I scoff at him, resentful of his accuracy. “Yeah, I know I look really corporate, but being corporate is what got me into this mess. So let me escape into your world for a bit.”

He glances back at me again, this time with a softer, less rigid look in his eyes. Maybe all he needed was the confirmation that I wouldn’t judge him for what he does. He might be more in need of some empathy than I’m giving him credit for.

“Alright, fine. I’m the leader of one of the largest organized crime syndicates in five states. We operate mostly out of the east coast, but sometimes we come out here to hide some of our stock in case we get raided. The guy who was shooting at us is actually my longest-standing partner and distributor, but I think he’s going off the deep end.”

“Organized crime… So, you mean the mafia?” I ask with intrigue.

“Yeah, specifically Russian.Bratva.I’d die before I let you believe I was involved with the Italians,” he replies with annoyance.

“What’s wrong with the Italians?”

“They’re just pussies.”

I’m shocked at how easily he’s opening up to me about all of this. Getting a front-row seat into the dangers of the mafia isn’t something I ever thought I’d experience, but it’s fascinating for sure. I’m worried that he’s only telling me because he thinks we’re both going to die, but I’m going to hold on to the information, regardless.

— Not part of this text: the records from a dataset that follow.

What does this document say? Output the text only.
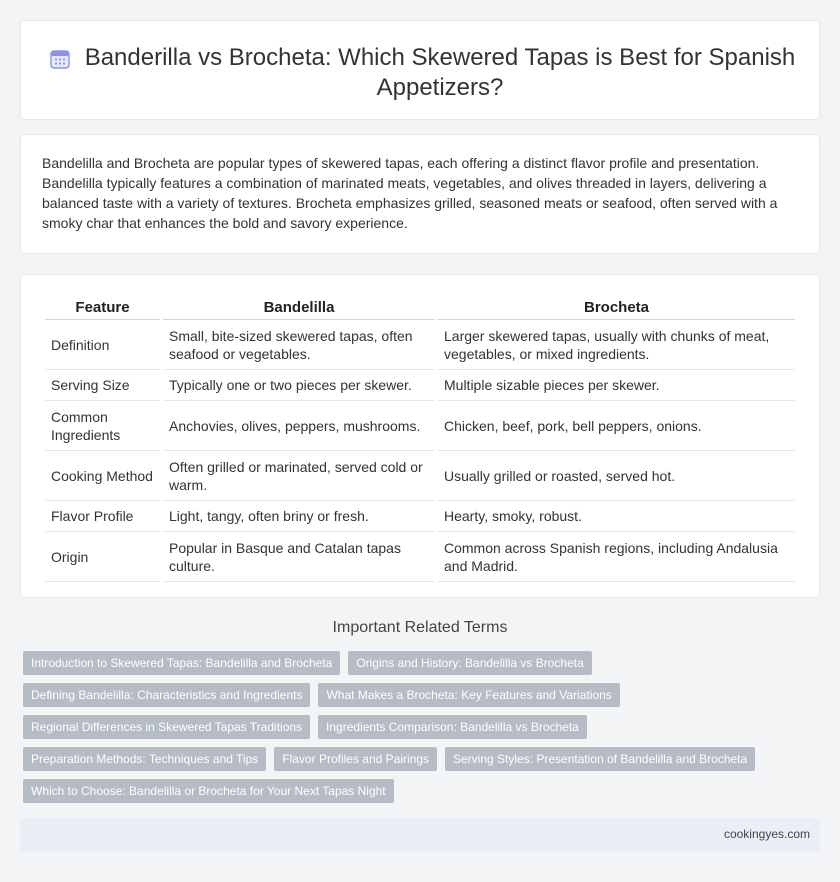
Banderilla vs Brocheta: Which Skewered Tapas is Best for Spanish Appetizers?

Bandelilla and Brocheta are popular types of skewered tapas, each offering a distinct flavor profile and presentation. Bandelilla typically features a combination of marinated meats, vegetables, and olives threaded in layers, delivering a balanced taste with a variety of textures. Brocheta emphasizes grilled, seasoned meats or seafood, often served with a smoky char that enhances the bold and savory experience.

Feature	Bandelilla	Brocheta
Definition	Small, bite-sized skewered tapas, often seafood or vegetables.	Larger skewered tapas, usually with chunks of meat, vegetables, or mixed ingredients.
Serving Size	Typically one or two pieces per skewer.	Multiple sizable pieces per skewer.
Common Ingredients	Anchovies, olives, peppers, mushrooms.	Chicken, beef, pork, bell peppers, onions.
Cooking Method	Often grilled or marinated, served cold or warm.	Usually grilled or roasted, served hot.
Flavor Profile	Light, tangy, often briny or fresh.	Hearty, smoky, robust.
Origin	Popular in Basque and Catalan tapas culture.	Common across Spanish regions, including Andalusia and Madrid.
Important Related Terms
Introduction to Skewered Tapas: Bandelilla and Brocheta	Origins and History: Bandelilla vs Brocheta
Defining Bandelilla: Characteristics and Ingredients	What Makes a Brocheta: Key Features and Variations
Regional Differences in Skewered Tapas Traditions	Ingredients Comparison: Bandelilla vs Brocheta
Preparation Methods: Techniques and Tips	Flavor Profiles and Pairings	Serving Styles: Presentation of Bandelilla and Brocheta
Which to Choose: Bandelilla or Brocheta for Your Next Tapas Night
cookingyes.com
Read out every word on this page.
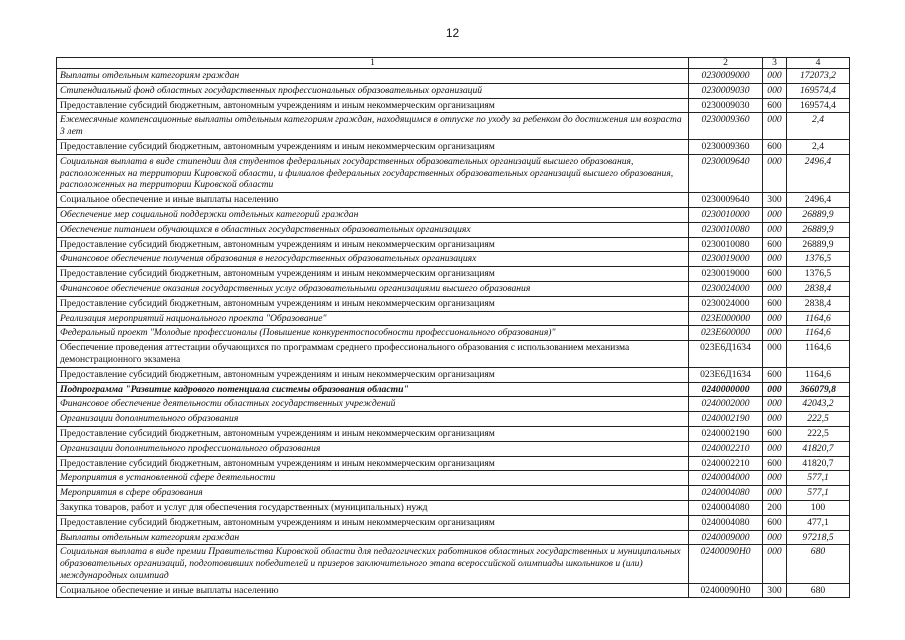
12
1	2	3	4
Выплаты отдельным категориям граждан	0230009000	000	172073,2
Стипендиальный фонд областных государственных профессиональных образовательных организаций	0230009030	000	169574,4
Предоставление субсидий бюджетным, автономным учреждениям и иным некоммерческим организациям	0230009030	600	169574,4
Ежемесячные компенсационные выплаты отдельным категориям граждан, находящимся в отпуске по уходу за ребенком до достижения им возраста 3 лет	0230009360	000	2,4
Предоставление субсидий бюджетным, автономным учреждениям и иным некоммерческим организациям	0230009360	600	2,4
Социальная выплата в виде стипендии для студентов федеральных государственных образовательных организаций высшего образования, расположенных на территории Кировской области, и филиалов федеральных государственных образовательных организаций высшего образования, расположенных на территории Кировской области	0230009640	000	2496,4
Социальное обеспечение и иные выплаты населению	0230009640	300	2496,4
Обеспечение мер социальной поддержки отдельных категорий граждан	0230010000	000	26889,9
Обеспечение питанием обучающихся в областных государственных образовательных организациях	0230010080	000	26889,9
Предоставление субсидий бюджетным, автономным учреждениям и иным некоммерческим организациям	0230010080	600	26889,9
Финансовое обеспечение получения образования в негосударственных образовательных организациях	0230019000	000	1376,5
Предоставление субсидий бюджетным, автономным учреждениям и иным некоммерческим организациям	0230019000	600	1376,5
Финансовое обеспечение оказания государственных услуг образовательными организациями высшего образования	0230024000	000	2838,4
Предоставление субсидий бюджетным, автономным учреждениям и иным некоммерческим организациям	0230024000	600	2838,4
Реализация мероприятий национального проекта "Образование"	023E000000	000	1164,6
Федеральный проект "Молодые профессионалы (Повышение конкурентоспособности профессионального образования)"	023E600000	000	1164,6
Обеспечение проведения аттестации обучающихся по программам среднего профессионального образования с использованием механизма демонстрационного экзамена	023E6Д1634	000	1164,6
Предоставление субсидий бюджетным, автономным учреждениям и иным некоммерческим организациям	023E6Д1634	600	1164,6
Подпрограмма "Развитие кадрового потенциала системы образования области"	0240000000	000	366079,8
Финансовое обеспечение деятельности областных государственных учреждений	0240002000	000	42043,2
Организации дополнительного образования	0240002190	000	222,5
Предоставление субсидий бюджетным, автономным учреждениям и иным некоммерческим организациям	0240002190	600	222,5
Организации дополнительного профессионального образования	0240002210	000	41820,7
Предоставление субсидий бюджетным, автономным учреждениям и иным некоммерческим организациям	0240002210	600	41820,7
Мероприятия в установленной сфере деятельности	0240004000	000	577,1
Мероприятия в сфере образования	0240004080	000	577,1
Закупка товаров, работ и услуг для обеспечения государственных (муниципальных) нужд	0240004080	200	100
Предоставление субсидий бюджетным, автономным учреждениям и иным некоммерческим организациям	0240004080	600	477,1
Выплаты отдельным категориям граждан	0240009000	000	97218,5
Социальная выплата в виде премии Правительства Кировской области для педагогических работников областных государственных и муниципальных образовательных организаций, подготовивших победителей и призеров заключительного этапа всероссийской олимпиады школьников и (или) международных олимпиад	02400090Н0	000	680
Социальное обеспечение и иные выплаты населению	02400090Н0	300	680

Thinking about the stresses of my job, family, and Christmas plans seems so small and kind of silly in comparison to the danger that Saint faces regularly. I wonder what daily life is like for him. Is it always running around shooting people, or does he get moments to experience the banal existence of people like me?

We continue onward into the forest, and I’m beginning to feel a bit warmer from the inside. It’s not going to keep me from getting frostbite, but it might at least distract me from the cold as the wind blows up my dress. I can’t believe I was so close to just wearing pants today. I would be so much warmer than I am now.